フェティッシュ・モード―視覚的って書いたけど、触覚的の方が適切かもしれない

 

 

『彼が彼女の女だった頃』赤坂真理著を読む。

 

作者は一貫して現代人の身体機能不全を書いている。っていうのは大げさか。病気、失調、変調など、一見それはアブノーマルのように思えるが、よおく考えていくと、誰もが経験する、もしくは経験する可能性があり、ノーマルとの線引きは、曖昧なわけで。そこらへんのグラデーションのあたりを視覚的、映像的な文体で、実に巧みに文字化している。

 

最新モードやトレンド、音楽への造詣が深いことも、現代の濃厚なリアリティを出すのには欠かせないことだろう。

 

本作は短編小説集で、結果的にいろんなテイストで構成されている。ともすると、落穂拾い的寄せ集めの短編集ってのがあるんだけど、これはアタリ! まるで洋楽のような日本のロックっていう感じ。

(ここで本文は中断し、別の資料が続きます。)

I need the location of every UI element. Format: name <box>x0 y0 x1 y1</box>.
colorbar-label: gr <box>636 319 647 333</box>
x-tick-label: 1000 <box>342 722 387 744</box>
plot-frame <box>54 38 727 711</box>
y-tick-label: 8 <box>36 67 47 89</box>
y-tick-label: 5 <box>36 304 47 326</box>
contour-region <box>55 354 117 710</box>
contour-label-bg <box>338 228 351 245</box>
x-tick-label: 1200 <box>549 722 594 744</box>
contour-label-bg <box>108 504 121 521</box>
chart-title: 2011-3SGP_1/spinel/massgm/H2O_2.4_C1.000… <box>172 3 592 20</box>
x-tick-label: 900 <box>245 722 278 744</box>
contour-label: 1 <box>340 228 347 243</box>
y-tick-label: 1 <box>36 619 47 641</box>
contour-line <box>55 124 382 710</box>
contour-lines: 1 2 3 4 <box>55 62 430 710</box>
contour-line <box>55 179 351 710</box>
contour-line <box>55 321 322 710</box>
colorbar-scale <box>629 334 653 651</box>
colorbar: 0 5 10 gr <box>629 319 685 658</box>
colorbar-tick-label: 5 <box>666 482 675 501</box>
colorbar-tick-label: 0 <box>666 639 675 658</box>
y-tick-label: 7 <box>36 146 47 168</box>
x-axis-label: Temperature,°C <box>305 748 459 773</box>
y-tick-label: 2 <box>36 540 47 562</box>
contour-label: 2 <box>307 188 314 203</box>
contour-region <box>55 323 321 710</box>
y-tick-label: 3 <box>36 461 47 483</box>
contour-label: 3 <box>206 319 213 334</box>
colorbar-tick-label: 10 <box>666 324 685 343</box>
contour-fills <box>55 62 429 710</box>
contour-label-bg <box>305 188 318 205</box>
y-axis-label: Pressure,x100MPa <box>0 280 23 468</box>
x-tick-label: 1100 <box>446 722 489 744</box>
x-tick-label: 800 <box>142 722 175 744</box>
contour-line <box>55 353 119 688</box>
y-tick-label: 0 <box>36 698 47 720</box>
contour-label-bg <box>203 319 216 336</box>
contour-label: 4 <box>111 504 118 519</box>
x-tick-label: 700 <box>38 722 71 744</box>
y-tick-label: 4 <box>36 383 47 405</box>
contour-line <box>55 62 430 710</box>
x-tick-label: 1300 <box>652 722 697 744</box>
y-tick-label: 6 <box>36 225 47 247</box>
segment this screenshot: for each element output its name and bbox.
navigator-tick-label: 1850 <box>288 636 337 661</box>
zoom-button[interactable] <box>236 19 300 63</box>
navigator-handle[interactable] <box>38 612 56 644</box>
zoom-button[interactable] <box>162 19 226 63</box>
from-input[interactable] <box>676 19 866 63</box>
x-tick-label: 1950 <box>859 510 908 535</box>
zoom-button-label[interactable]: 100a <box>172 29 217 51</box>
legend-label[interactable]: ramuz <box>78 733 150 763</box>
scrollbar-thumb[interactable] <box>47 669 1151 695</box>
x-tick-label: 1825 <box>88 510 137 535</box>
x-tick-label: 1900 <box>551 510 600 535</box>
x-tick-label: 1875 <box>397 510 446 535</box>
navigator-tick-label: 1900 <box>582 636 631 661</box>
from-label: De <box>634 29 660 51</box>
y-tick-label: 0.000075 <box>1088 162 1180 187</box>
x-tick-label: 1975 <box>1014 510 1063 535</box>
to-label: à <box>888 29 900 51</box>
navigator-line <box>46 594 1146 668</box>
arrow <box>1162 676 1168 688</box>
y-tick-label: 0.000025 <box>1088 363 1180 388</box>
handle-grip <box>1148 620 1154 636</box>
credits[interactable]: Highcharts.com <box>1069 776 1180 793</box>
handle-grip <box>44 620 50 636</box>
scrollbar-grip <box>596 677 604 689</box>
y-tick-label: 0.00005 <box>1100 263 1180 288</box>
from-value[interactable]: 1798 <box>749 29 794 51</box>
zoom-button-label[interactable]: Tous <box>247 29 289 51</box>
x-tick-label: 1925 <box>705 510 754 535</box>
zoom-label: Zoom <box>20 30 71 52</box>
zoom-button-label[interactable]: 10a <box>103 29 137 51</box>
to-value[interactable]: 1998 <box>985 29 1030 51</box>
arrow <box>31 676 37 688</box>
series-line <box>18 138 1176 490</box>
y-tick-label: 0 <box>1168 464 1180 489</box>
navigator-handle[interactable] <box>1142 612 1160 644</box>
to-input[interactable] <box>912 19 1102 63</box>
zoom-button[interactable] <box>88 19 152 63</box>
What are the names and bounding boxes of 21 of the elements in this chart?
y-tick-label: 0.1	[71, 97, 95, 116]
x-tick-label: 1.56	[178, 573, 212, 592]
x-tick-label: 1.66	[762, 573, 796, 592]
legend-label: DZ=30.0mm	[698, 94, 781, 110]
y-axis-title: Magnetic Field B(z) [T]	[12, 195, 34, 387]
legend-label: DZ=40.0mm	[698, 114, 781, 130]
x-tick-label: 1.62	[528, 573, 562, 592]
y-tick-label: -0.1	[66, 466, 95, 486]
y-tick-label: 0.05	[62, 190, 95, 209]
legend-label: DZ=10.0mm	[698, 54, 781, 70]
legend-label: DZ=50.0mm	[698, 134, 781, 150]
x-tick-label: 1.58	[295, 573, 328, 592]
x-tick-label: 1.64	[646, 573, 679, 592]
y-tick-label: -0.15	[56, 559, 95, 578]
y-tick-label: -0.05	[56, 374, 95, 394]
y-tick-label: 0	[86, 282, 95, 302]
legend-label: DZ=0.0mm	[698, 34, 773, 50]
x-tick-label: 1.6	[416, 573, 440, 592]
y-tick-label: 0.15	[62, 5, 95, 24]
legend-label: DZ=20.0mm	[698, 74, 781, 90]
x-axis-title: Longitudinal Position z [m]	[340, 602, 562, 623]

洋楽かと思って聞いていると、日本語の歌詞が途中からはじまる、そんなJ−WAVE御用達のような…。

 

SM、ボンテージなどのフェティッシュな世界やクラブなどの世界をテーマにしても、村上龍のような過剰なまでの情報サービスはなく、あくまでもクールに、淡々とエロティシズムを表現している。

 

たとえば、こんなとこ。『桃』という作品で女の子が、街中でナンパされた台湾人と桃を食べるシーンが出てくる。桃を食べるというと、鈴木清順の映画の有名なワンシーンを思い浮かべるが、かなりエロティック。桃の芳香と齧ると果肉から滴り落ちる果汁。どさくさまぎれに、彼女は彼に胸をまさぐられ、乳首をつままれる。彼女は、つやつやした「絹のサテン」のノーパッドのブラジャーをしていて、「乳首の固く尖るのをすぐ外に伝えてしまう」。

 

視覚的って書いたけど、触覚的の方が適切かもしれない。肌触り、触感。やっぱり、身体的。意図的なのか、作者の資質なのかは知らないが、即物的で、低体温。だけど、カッコいい。広告のコピーだと本文は、ボディ・コピーっていうんだけど、ナイスボディ・コピー。

 

思春期特有の衝動的な苛立ちを描いた『幻の軍隊』が秀逸。心の中のピストルの引き鉄。心の中でとどまるのか、実際に、行動に起こすのか。あやうさ、あやふやさは、ナウだよね。

 

短編小説だから当たり前だけど、文字数は少ない。けれど、行間から伝わるもの、読んだ後の余韻が心地良く、何度も、それを噛みしめた。